After removing the work from the gallery, the thieves carried it outside into the rain, where a Honda Accord was waiting. Surveillance camera footage shows them struggling to load the piece into the sedan, at one point setting it down on the wet pavement. Nobody was injured during the break-in, police tell Artnet’s Adam Schrader.
Now, almost two months later, the artwork remains missing as authorities attempt to track down the three suspects caught on video.
“It’s a very high-end area,” gallery owner Charles Saffati tells NBC New York. “A lot of police in that area, too, so they have to be very brazen to come and do something like that.”
Carlton Fine Arts, which opened in 1969, focuses on Pop Art and works by “modern masters”; Saffati regards Chagall as one of the three major masters of the 20th century, alongside Pablo Picasso and Joan Miró, according to NBC New York.
In the wake of the crime, the gallery has added a new storefront with security glass, an upgraded alarm system and 24-hour armed security guards. “It’s a tremendous cost for us,” Saffati tells NBC New York. “It’s unacceptable. It’s Madison Avenue; we need protection. We have the best police force in the world, but their hands are tied.”
The stolen 1971 print, Eve, is the seventh edition of 50 lithographs Chagall made of the titular figure in the Garden of Eden, Saffati tells Hyperallergic’s Rhea Nayyar. Eve reclines nude under a tree while holding an apple, observed by angels overhead.

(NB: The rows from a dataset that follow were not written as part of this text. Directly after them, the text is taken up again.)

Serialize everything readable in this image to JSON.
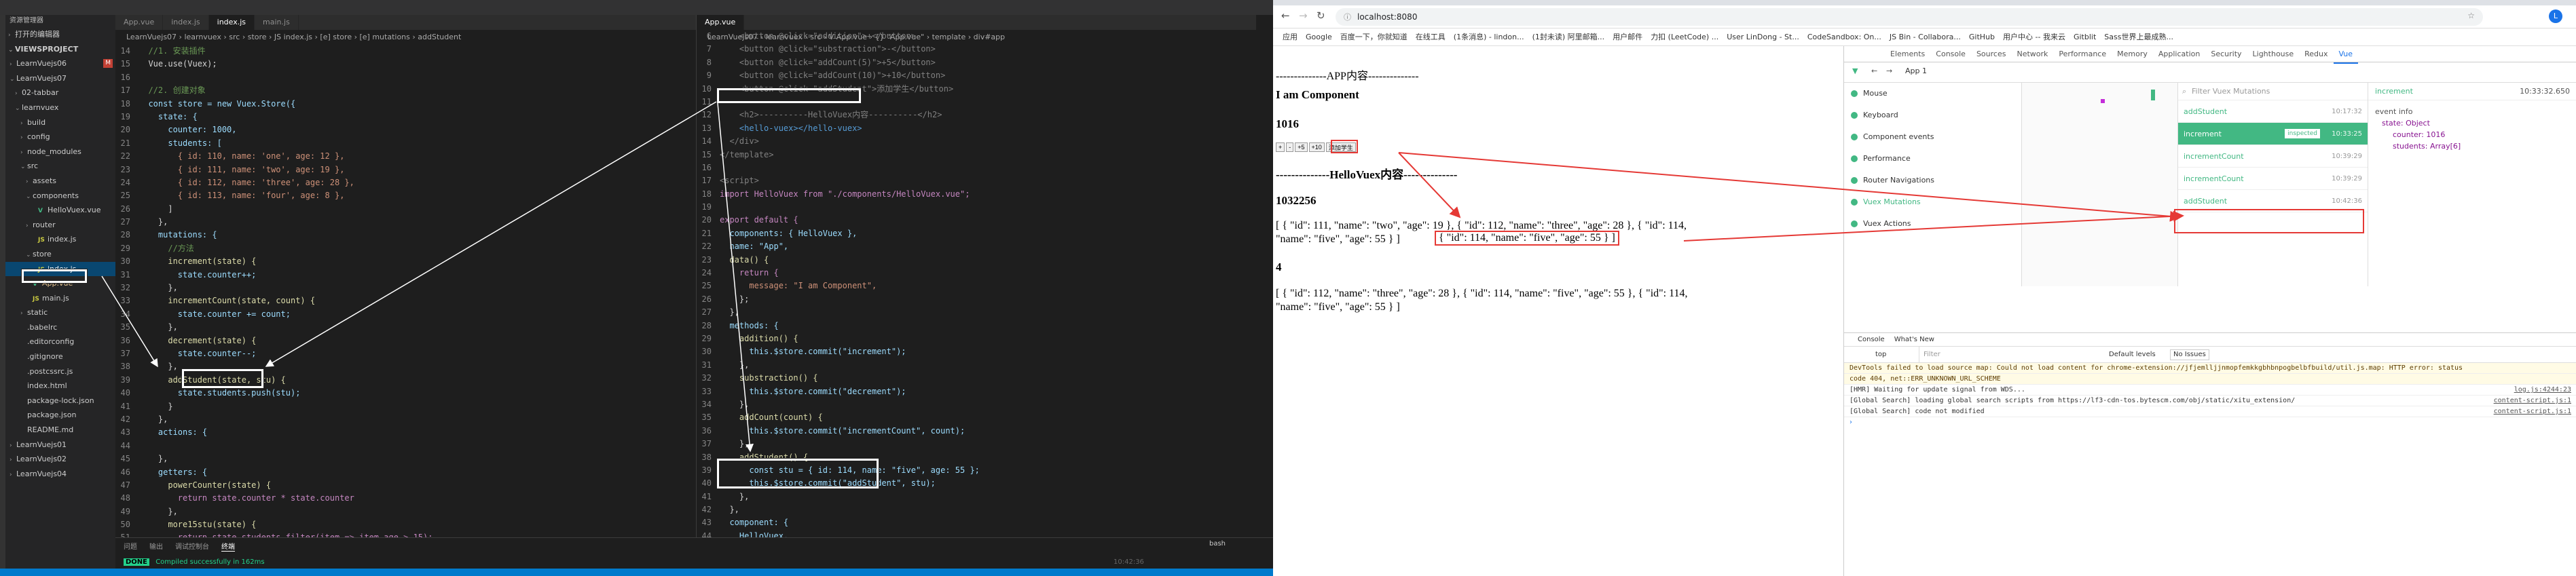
{
  "vscode": {
    "explorer_title": "资源管理器",
    "open_editors": "打开的编辑器",
    "workspace": "VIEWSPROJECT",
    "tree": [
      {
        "label": "LearnVuejs06",
        "depth": 0,
        "arrow": "›",
        "icon": "",
        "color": "#ccc",
        "badge": "M"
      },
      {
        "label": "LearnVuejs07",
        "depth": 0,
        "arrow": "⌄",
        "icon": "",
        "color": "#ccc"
      },
      {
        "label": "02-tabbar",
        "depth": 1,
        "arrow": "›",
        "icon": "",
        "color": "#ccc"
      },
      {
        "label": "learnvuex",
        "depth": 1,
        "arrow": "⌄",
        "icon": "",
        "color": "#ccc"
      },
      {
        "label": "build",
        "depth": 2,
        "arrow": "›",
        "icon": "",
        "color": "#ccc"
      },
      {
        "label": "config",
        "depth": 2,
        "arrow": "›",
        "icon": "",
        "color": "#ccc"
      },
      {
        "label": "node_modules",
        "depth": 2,
        "arrow": "›",
        "icon": "",
        "color": "#ccc"
      },
      {
        "label": "src",
        "depth": 2,
        "arrow": "⌄",
        "icon": "",
        "color": "#ccc"
      },
      {
        "label": "assets",
        "depth": 3,
        "arrow": "›",
        "icon": "",
        "color": "#ccc"
      },
      {
        "label": "components",
        "depth": 3,
        "arrow": "⌄",
        "icon": "",
        "color": "#ccc"
      },
      {
        "label": "HelloVuex.vue",
        "depth": 4,
        "arrow": "",
        "icon": "V",
        "color": "#ccc"
      },
      {
        "label": "router",
        "depth": 3,
        "arrow": "›",
        "icon": "",
        "color": "#ccc"
      },
      {
        "label": "index.js",
        "depth": 4,
        "arrow": "",
        "icon": "JS",
        "color": "#ccc"
      },
      {
        "label": "store",
        "depth": 3,
        "arrow": "⌄",
        "icon": "",
        "color": "#ccc"
      },
      {
        "label": "index.js",
        "depth": 4,
        "arrow": "",
        "icon": "JS",
        "color": "#fff",
        "selected": true
      },
      {
        "label": "App.vue",
        "depth": 3,
        "arrow": "",
        "icon": "V",
        "color": "#e2c08d"
      },
      {
        "label": "main.js",
        "depth": 3,
        "arrow": "",
        "icon": "JS",
        "color": "#ccc"
      },
      {
        "label": "static",
        "depth": 2,
        "arrow": "›",
        "icon": "",
        "color": "#ccc"
      },
      {
        "label": ".babelrc",
        "depth": 2,
        "arrow": "",
        "icon": "",
        "color": "#ccc"
      },
      {
        "label": ".editorconfig",
        "depth": 2,
        "arrow": "",
        "icon": "",
        "color": "#ccc"
      },
      {
        "label": ".gitignore",
        "depth": 2,
        "arrow": "",
        "icon": "",
        "color": "#ccc"
      },
      {
        "label": ".postcssrc.js",
        "depth": 2,
        "arrow": "",
        "icon": "",
        "color": "#ccc"
      },
      {
        "label": "index.html",
        "depth": 2,
        "arrow": "",
        "icon": "",
        "color": "#ccc"
      },
      {
        "label": "package-lock.json",
        "depth": 2,
        "arrow": "",
        "icon": "",
        "color": "#ccc"
      },
      {
        "label": "package.json",
        "depth": 2,
        "arrow": "",
        "icon": "",
        "color": "#ccc"
      },
      {
        "label": "README.md",
        "depth": 2,
        "arrow": "",
        "icon": "",
        "color": "#ccc"
      },
      {
        "label": "LearnVuejs01",
        "depth": 0,
        "arrow": "›",
        "icon": "",
        "color": "#ccc"
      },
      {
        "label": "LearnVuejs02",
        "depth": 0,
        "arrow": "›",
        "icon": "",
        "color": "#ccc"
      },
      {
        "label": "LearnVuejs04",
        "depth": 0,
        "arrow": "›",
        "icon": "",
        "color": "#ccc"
      }
    ],
    "editor1": {
      "tabs": [
        "App.vue",
        "index.js",
        "index.js",
        "main.js"
      ],
      "active_tab": 2,
      "breadcrumb": "LearnVuejs07 › learnvuex › src › store › JS index.js › [e] store › [e] mutations › addStudent",
      "lines": [
        {
          "n": "14",
          "t": "  //1. 安装插件",
          "c": "#6a9955"
        },
        {
          "n": "15",
          "t": "  Vue.use(Vuex);",
          "c": "#d4d4d4"
        },
        {
          "n": "16",
          "t": "",
          "c": "#d4d4d4"
        },
        {
          "n": "17",
          "t": "  //2. 创建对象",
          "c": "#6a9955"
        },
        {
          "n": "18",
          "t": "  const store = new Vuex.Store({",
          "c": "#9cdcfe"
        },
        {
          "n": "19",
          "t": "    state: {",
          "c": "#9cdcfe"
        },
        {
          "n": "20",
          "t": "      counter: 1000,",
          "c": "#9cdcfe"
        },
        {
          "n": "21",
          "t": "      students: [",
          "c": "#9cdcfe"
        },
        {
          "n": "22",
          "t": "        { id: 110, name: 'one', age: 12 },",
          "c": "#ce9178"
        },
        {
          "n": "23",
          "t": "        { id: 111, name: 'two', age: 19 },",
          "c": "#ce9178"
        },
        {
          "n": "24",
          "t": "        { id: 112, name: 'three', age: 28 },",
          "c": "#ce9178"
        },
        {
          "n": "25",
          "t": "        { id: 113, name: 'four', age: 8 },",
          "c": "#ce9178"
        },
        {
          "n": "26",
          "t": "      ]",
          "c": "#d4d4d4"
        },
        {
          "n": "27",
          "t": "    },",
          "c": "#d4d4d4"
        },
        {
          "n": "28",
          "t": "    mutations: {",
          "c": "#9cdcfe"
        },
        {
          "n": "29",
          "t": "      //方法",
          "c": "#6a9955"
        },
        {
          "n": "30",
          "t": "      increment(state) {",
          "c": "#dcdcaa"
        },
        {
          "n": "31",
          "t": "        state.counter++;",
          "c": "#9cdcfe"
        },
        {
          "n": "32",
          "t": "      },",
          "c": "#d4d4d4"
        },
        {
          "n": "33",
          "t": "      incrementCount(state, count) {",
          "c": "#dcdcaa"
        },
        {
          "n": "34",
          "t": "        state.counter += count;",
          "c": "#9cdcfe"
        },
        {
          "n": "35",
          "t": "      },",
          "c": "#d4d4d4"
        },
        {
          "n": "36",
          "t": "      decrement(state) {",
          "c": "#dcdcaa"
        },
        {
          "n": "37",
          "t": "        state.counter--;",
          "c": "#9cdcfe"
        },
        {
          "n": "38",
          "t": "      },",
          "c": "#d4d4d4"
        },
        {
          "n": "39",
          "t": "      addStudent(state, stu) {",
          "c": "#dcdcaa"
        },
        {
          "n": "40",
          "t": "        state.students.push(stu);",
          "c": "#9cdcfe"
        },
        {
          "n": "41",
          "t": "      }",
          "c": "#d4d4d4"
        },
        {
          "n": "42",
          "t": "    },",
          "c": "#d4d4d4"
        },
        {
          "n": "43",
          "t": "    actions: {",
          "c": "#9cdcfe"
        },
        {
          "n": "44",
          "t": "",
          "c": "#d4d4d4"
        },
        {
          "n": "45",
          "t": "    },",
          "c": "#d4d4d4"
        },
        {
          "n": "46",
          "t": "    getters: {",
          "c": "#9cdcfe"
        },
        {
          "n": "47",
          "t": "      powerCounter(state) {",
          "c": "#dcdcaa"
        },
        {
          "n": "48",
          "t": "        return state.counter * state.counter",
          "c": "#c586c0"
        },
        {
          "n": "49",
          "t": "      },",
          "c": "#d4d4d4"
        },
        {
          "n": "50",
          "t": "      more15stu(state) {",
          "c": "#dcdcaa"
        },
        {
          "n": "51",
          "t": "        return state.students.filter(item => item.age > 15);",
          "c": "#c586c0"
        }
      ]
    },
    "editor2": {
      "tabs": [
        "App.vue"
      ],
      "active_tab": 0,
      "breadcrumb": "LearnVuejs07 › learnvuex › src › V App.vue › {} \"App.vue\" › template › div#app",
      "lines": [
        {
          "n": "6",
          "t": "    <button @click=\"addition\">+</button>",
          "c": "#808080"
        },
        {
          "n": "7",
          "t": "    <button @click=\"substraction\">-</button>",
          "c": "#808080"
        },
        {
          "n": "8",
          "t": "    <button @click=\"addCount(5)\">+5</button>",
          "c": "#808080"
        },
        {
          "n": "9",
          "t": "    <button @click=\"addCount(10)\">+10</button>",
          "c": "#808080"
        },
        {
          "n": "10",
          "t": "    <button @click=\"addStudent\">添加学生</button>",
          "c": "#808080"
        },
        {
          "n": "11",
          "t": "",
          "c": "#d4d4d4"
        },
        {
          "n": "12",
          "t": "    <h2>----------HelloVuex内容----------</h2>",
          "c": "#808080"
        },
        {
          "n": "13",
          "t": "    <hello-vuex></hello-vuex>",
          "c": "#569cd6"
        },
        {
          "n": "14",
          "t": "  </div>",
          "c": "#808080"
        },
        {
          "n": "15",
          "t": "</template>",
          "c": "#808080"
        },
        {
          "n": "16",
          "t": "",
          "c": "#d4d4d4"
        },
        {
          "n": "17",
          "t": "<script>",
          "c": "#808080"
        },
        {
          "n": "18",
          "t": "import HelloVuex from \"./components/HelloVuex.vue\";",
          "c": "#c586c0"
        },
        {
          "n": "19",
          "t": "",
          "c": "#d4d4d4"
        },
        {
          "n": "20",
          "t": "export default {",
          "c": "#c586c0"
        },
        {
          "n": "21",
          "t": "  components: { HelloVuex },",
          "c": "#9cdcfe"
        },
        {
          "n": "22",
          "t": "  name: \"App\",",
          "c": "#9cdcfe"
        },
        {
          "n": "23",
          "t": "  data() {",
          "c": "#dcdcaa"
        },
        {
          "n": "24",
          "t": "    return {",
          "c": "#c586c0"
        },
        {
          "n": "25",
          "t": "      message: \"I am Component\",",
          "c": "#ce9178"
        },
        {
          "n": "26",
          "t": "    };",
          "c": "#d4d4d4"
        },
        {
          "n": "27",
          "t": "  },",
          "c": "#d4d4d4"
        },
        {
          "n": "28",
          "t": "  methods: {",
          "c": "#9cdcfe"
        },
        {
          "n": "29",
          "t": "    addition() {",
          "c": "#dcdcaa"
        },
        {
          "n": "30",
          "t": "      this.$store.commit(\"increment\");",
          "c": "#9cdcfe"
        },
        {
          "n": "31",
          "t": "    },",
          "c": "#d4d4d4"
        },
        {
          "n": "32",
          "t": "    substraction() {",
          "c": "#dcdcaa"
        },
        {
          "n": "33",
          "t": "      this.$store.commit(\"decrement\");",
          "c": "#9cdcfe"
        },
        {
          "n": "34",
          "t": "    },",
          "c": "#d4d4d4"
        },
        {
          "n": "35",
          "t": "    addCount(count) {",
          "c": "#dcdcaa"
        },
        {
          "n": "36",
          "t": "      this.$store.commit(\"incrementCount\", count);",
          "c": "#9cdcfe"
        },
        {
          "n": "37",
          "t": "    },",
          "c": "#d4d4d4"
        },
        {
          "n": "38",
          "t": "    addStudent() {",
          "c": "#dcdcaa"
        },
        {
          "n": "39",
          "t": "      const stu = { id: 114, name: \"five\", age: 55 };",
          "c": "#9cdcfe"
        },
        {
          "n": "40",
          "t": "      this.$store.commit(\"addStudent\", stu);",
          "c": "#9cdcfe"
        },
        {
          "n": "41",
          "t": "    },",
          "c": "#d4d4d4"
        },
        {
          "n": "42",
          "t": "  },",
          "c": "#d4d4d4"
        },
        {
          "n": "43",
          "t": "  component: {",
          "c": "#9cdcfe"
        },
        {
          "n": "44",
          "t": "    HelloVuex,",
          "c": "#9cdcfe"
        }
      ]
    },
    "panel": {
      "tabs": [
        "问题",
        "输出",
        "调试控制台",
        "终端"
      ],
      "terminal_select": "bash",
      "status": "DONE",
      "message": "Compiled successfully in 162ms",
      "time": "10:42:36"
    }
  },
  "chrome": {
    "url": "localhost:8080",
    "bookmarks": [
      "应用",
      "Google",
      "百度一下，你就知道",
      "在线工具",
      "(1条消息) - lindon...",
      "(1封未读) 阿里邮箱...",
      "用户邮件",
      "力扣 (LeetCode) ...",
      "User LinDong - St...",
      "CodeSandbox: On...",
      "JS Bin - Collabora...",
      "GitHub",
      "用户中心 -- 我来云",
      "Gitblit",
      "Sass世界上最成熟..."
    ],
    "page": {
      "app_heading": "--------------APP内容--------------",
      "message": "I am Component",
      "counter": "1016",
      "buttons": [
        "+",
        "-",
        "+5",
        "+10",
        "添加学生"
      ],
      "hello_heading": "--------------HelloVuex内容--------------",
      "power": "1032256",
      "students_line1": "[ { \"id\": 111, \"name\": \"two\", \"age\": 19 }, { \"id\": 112, \"name\": \"three\", \"age\": 28 }, { \"id\": 114,",
      "students_line2_pre": "\"name\": \"five\", \"age\": 55 } ]",
      "students_line2_box": "{ \"id\": 114, \"name\": \"five\", \"age\": 55 } ]",
      "count": "4",
      "filtered_line1": "[ { \"id\": 112, \"name\": \"three\", \"age\": 28 }, { \"id\": 114, \"name\": \"five\", \"age\": 55 }, { \"id\": 114,",
      "filtered_line2": "\"name\": \"five\", \"age\": 55 } ]"
    },
    "devtools": {
      "tabs": [
        "Elements",
        "Console",
        "Sources",
        "Network",
        "Performance",
        "Memory",
        "Application",
        "Security",
        "Lighthouse",
        "Redux",
        "Vue"
      ],
      "app_selector": "App 1",
      "vue_menu": [
        "Mouse",
        "Keyboard",
        "Component events",
        "Performance",
        "Router Navigations",
        "Vuex Mutations",
        "Vuex Actions"
      ],
      "filter_placeholder": "Filter Vuex Mutations",
      "mutations": [
        {
          "name": "addStudent",
          "time": "10:17:32"
        },
        {
          "name": "increment",
          "time": "10:33:25",
          "badge": "inspected"
        },
        {
          "name": "incrementCount",
          "time": "10:39:29"
        },
        {
          "name": "incrementCount",
          "time": "10:39:29"
        },
        {
          "name": "addStudent",
          "time": "10:42:36"
        }
      ],
      "inspector": {
        "name": "increment",
        "time": "10:33:32.650",
        "event_info": "event info",
        "state_label": "state: Object",
        "counter": "counter: 1016",
        "students": "students: Array[6]"
      },
      "console": {
        "tabs": [
          "Console",
          "What's New"
        ],
        "context": "top",
        "filter_placeholder": "Filter",
        "levels": "Default levels",
        "issues": "No Issues",
        "lines": [
          {
            "t": "DevTools failed to load source map: Could not load content for chrome-extension://jfjemlljjnmopfemkkgbhbnpogbelbfbuild/util.js.map: HTTP error: status",
            "src": "",
            "warn": true
          },
          {
            "t": "code 404, net::ERR_UNKNOWN_URL_SCHEME",
            "src": "",
            "warn": true
          },
          {
            "t": "[HMR] Waiting for update signal from WDS...",
            "src": "log.js:4244:23",
            "warn": false
          },
          {
            "t": "[Global Search] loading global search scripts from https://lf3-cdn-tos.bytescm.com/obj/static/xitu_extension/",
            "src": "content-script.js:1",
            "warn": false
          },
          {
            "t": "[Global Search] code not modified",
            "src": "content-script.js:1",
            "warn": false
          }
        ]
      }
    }
  }
}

It is drawn in Chagall’s trademark style, which combines artistic influences such as Surrealism and Expressionism, ultimately defying a single label.
“Art seems to me to be above all a state of soul,” Chagall once said.
Much of Chagall’s work, including Eve, incorporates religious symbols and themes. “Chagall’s general subject matter was deeply entwined with his identity and experiences as a Jewish man,” writes Hyperallergic. “The artist also drew much inspiration from his extensive study of the Bible and devoted decades of his creative practice to illustrating its stories through printmaking and painting.”
Throughout his career, the artist created some 10,000 pieces, according to Smithsonian magazine’s Joseph A. Harriss. He continued to work until his death at age 97 in 1985.